Your child's physician will perform a physical examination and obtain a medical history. Diagnostic procedures that may be done to help evaluate GERD include:
- Chest x-ray - A diagnostic test to look for evidence of aspiration.
- Upper GI (gastrointestinal) series - A diagnostic test that examines the organs of the upper part of the digestive system. A fluid called barium (a metallic, chemical, chalky, liquid used to coat the inside of organs so that they will show up on an x-ray) is swallowed. X-rays are then taken to evaluate the digestive organs.
- Endoscopy - A test that uses a small, flexible tube with a light and a camera lens at the end (endoscope) to examine the inside of part of the digestive tract.
- Esophageal manometric studies
- pH testing
- Gastric emptying studies
Specific treatment will be determined by your child's physician based on the following:
- Your child's age, overall health and medical history
- The extent of the disease
- Your child's tolerance for specific medications, procedures or therapies
- The expectations for the course of the disease
- Your opinion or preference
In many cases, GERD can be relieved through diet and lifestyle changes, under the direction of your child's physician. Some ways to better manage GERD symptoms include the following:
- Ask your child's physician to profile any of the medications they’re taking - some may irritate the lining of the stomach or esophagus.
- Watch your child's food intake - limit fried and fatty foods, peppermint, chocolate, drinks with caffeine (such as colas, Mountain Dew™, and tea), citrus fruit and juices, and tomato products.
- Offer your child smaller portions at mealtimes, and include small snacks in-between meals if your child is hungry. Avoid letting your child overeat.

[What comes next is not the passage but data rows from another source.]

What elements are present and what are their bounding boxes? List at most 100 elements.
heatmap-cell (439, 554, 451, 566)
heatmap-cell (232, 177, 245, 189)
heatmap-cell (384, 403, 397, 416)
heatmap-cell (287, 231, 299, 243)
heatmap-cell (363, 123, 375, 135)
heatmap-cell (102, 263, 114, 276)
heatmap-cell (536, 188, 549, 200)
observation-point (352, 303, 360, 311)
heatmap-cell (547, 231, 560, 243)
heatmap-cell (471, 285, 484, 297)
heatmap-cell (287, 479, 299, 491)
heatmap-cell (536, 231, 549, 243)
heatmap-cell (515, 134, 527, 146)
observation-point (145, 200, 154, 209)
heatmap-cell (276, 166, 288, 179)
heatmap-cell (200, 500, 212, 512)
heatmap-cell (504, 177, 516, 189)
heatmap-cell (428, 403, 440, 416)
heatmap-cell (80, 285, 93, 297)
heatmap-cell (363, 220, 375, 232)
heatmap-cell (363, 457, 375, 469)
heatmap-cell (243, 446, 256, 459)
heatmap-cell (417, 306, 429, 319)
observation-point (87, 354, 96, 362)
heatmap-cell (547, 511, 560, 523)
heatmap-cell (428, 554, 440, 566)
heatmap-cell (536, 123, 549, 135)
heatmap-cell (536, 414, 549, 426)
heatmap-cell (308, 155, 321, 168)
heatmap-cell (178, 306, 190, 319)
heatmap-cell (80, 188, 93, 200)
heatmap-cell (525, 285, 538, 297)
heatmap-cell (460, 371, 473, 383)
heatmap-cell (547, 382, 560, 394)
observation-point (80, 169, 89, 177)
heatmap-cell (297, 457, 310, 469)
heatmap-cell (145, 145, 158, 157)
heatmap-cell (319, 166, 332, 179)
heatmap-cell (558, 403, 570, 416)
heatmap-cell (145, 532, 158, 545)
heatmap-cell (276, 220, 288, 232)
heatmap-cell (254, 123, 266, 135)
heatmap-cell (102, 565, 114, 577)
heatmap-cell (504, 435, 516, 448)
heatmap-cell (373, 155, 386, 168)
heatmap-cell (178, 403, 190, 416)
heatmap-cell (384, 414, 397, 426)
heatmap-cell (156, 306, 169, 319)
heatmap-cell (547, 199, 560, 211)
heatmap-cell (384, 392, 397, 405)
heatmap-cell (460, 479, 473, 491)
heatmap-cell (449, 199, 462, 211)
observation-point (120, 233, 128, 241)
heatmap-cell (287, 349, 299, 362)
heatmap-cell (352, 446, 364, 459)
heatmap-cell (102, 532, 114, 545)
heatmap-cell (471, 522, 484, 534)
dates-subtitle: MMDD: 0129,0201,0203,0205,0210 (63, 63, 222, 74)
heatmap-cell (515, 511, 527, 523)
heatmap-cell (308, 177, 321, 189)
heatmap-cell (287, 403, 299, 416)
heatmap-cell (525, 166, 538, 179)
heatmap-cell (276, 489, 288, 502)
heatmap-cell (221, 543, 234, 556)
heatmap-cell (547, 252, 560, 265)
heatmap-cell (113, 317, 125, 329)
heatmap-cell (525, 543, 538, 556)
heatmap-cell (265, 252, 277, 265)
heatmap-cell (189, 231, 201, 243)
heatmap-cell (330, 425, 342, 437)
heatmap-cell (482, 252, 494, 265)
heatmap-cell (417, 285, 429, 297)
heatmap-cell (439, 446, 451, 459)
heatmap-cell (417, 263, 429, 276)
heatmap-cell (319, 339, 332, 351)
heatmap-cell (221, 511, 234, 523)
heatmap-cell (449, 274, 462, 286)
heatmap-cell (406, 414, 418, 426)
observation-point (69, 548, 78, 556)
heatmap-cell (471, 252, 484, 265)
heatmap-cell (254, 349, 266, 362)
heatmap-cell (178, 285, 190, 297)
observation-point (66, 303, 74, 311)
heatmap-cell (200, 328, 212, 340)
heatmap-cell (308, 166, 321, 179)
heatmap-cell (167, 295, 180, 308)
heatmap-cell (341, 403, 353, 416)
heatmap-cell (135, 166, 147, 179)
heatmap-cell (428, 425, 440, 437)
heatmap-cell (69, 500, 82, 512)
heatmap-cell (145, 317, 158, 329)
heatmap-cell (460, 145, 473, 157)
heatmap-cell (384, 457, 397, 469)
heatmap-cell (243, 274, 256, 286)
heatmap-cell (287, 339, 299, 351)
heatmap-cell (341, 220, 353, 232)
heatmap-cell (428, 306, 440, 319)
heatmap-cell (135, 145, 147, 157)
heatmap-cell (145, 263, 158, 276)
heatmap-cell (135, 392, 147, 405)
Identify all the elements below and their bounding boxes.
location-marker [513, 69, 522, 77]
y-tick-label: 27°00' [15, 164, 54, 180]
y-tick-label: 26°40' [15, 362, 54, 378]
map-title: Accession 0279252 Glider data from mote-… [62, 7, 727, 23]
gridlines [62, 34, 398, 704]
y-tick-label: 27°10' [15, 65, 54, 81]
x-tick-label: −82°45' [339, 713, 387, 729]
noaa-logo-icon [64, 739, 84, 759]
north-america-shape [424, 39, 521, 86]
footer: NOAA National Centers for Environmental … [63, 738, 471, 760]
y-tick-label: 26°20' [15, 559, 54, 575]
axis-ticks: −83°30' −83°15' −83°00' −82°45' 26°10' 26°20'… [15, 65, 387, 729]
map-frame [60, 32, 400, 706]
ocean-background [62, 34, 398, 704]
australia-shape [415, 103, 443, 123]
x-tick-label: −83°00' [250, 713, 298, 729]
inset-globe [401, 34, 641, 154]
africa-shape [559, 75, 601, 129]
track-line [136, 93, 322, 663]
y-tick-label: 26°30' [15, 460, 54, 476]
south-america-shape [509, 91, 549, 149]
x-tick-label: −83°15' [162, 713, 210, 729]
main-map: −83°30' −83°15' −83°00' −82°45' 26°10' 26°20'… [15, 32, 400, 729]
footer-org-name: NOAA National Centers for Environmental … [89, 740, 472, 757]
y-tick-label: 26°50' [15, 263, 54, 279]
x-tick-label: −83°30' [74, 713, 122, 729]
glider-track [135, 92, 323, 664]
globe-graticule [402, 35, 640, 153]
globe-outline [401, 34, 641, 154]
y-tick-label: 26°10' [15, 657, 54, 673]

Allow them to let you know when they’re is hungry or full.
- If your child is overweight, consult their physician to set weight loss goals.
- Do not allow your child to lie down or go to bed right after a meal. Serve the evening meal early - at least two hours before bedtime.
- After feedings, place your infant on their stomach with the upper body elevated at least 30° F, or hold them in a sitting position in your lap for 30 minutes.
- If bottle-feeding, keep the nipple filled with milk so your infant does not swallow too much air while eating. Try different nipples to find one that allows your baby's mouth to make a good seal with the nipple during feeding.
- Adding rice cereal to feeding may be beneficial for some infants.
- Burp your baby several times during bottle or breast feeding. Your child may reflux more often when burping with a full stomach.
If needed, your child's physician may prescribe medications to help with reflux or other treatment methods.
Many infants who vomit will "outgrow it" by the time they are about a year old, as the lower esophageal sphincter becomes stronger. For others, medications, lifestyle and diet changes can minimize reflux, vomiting and heartburn.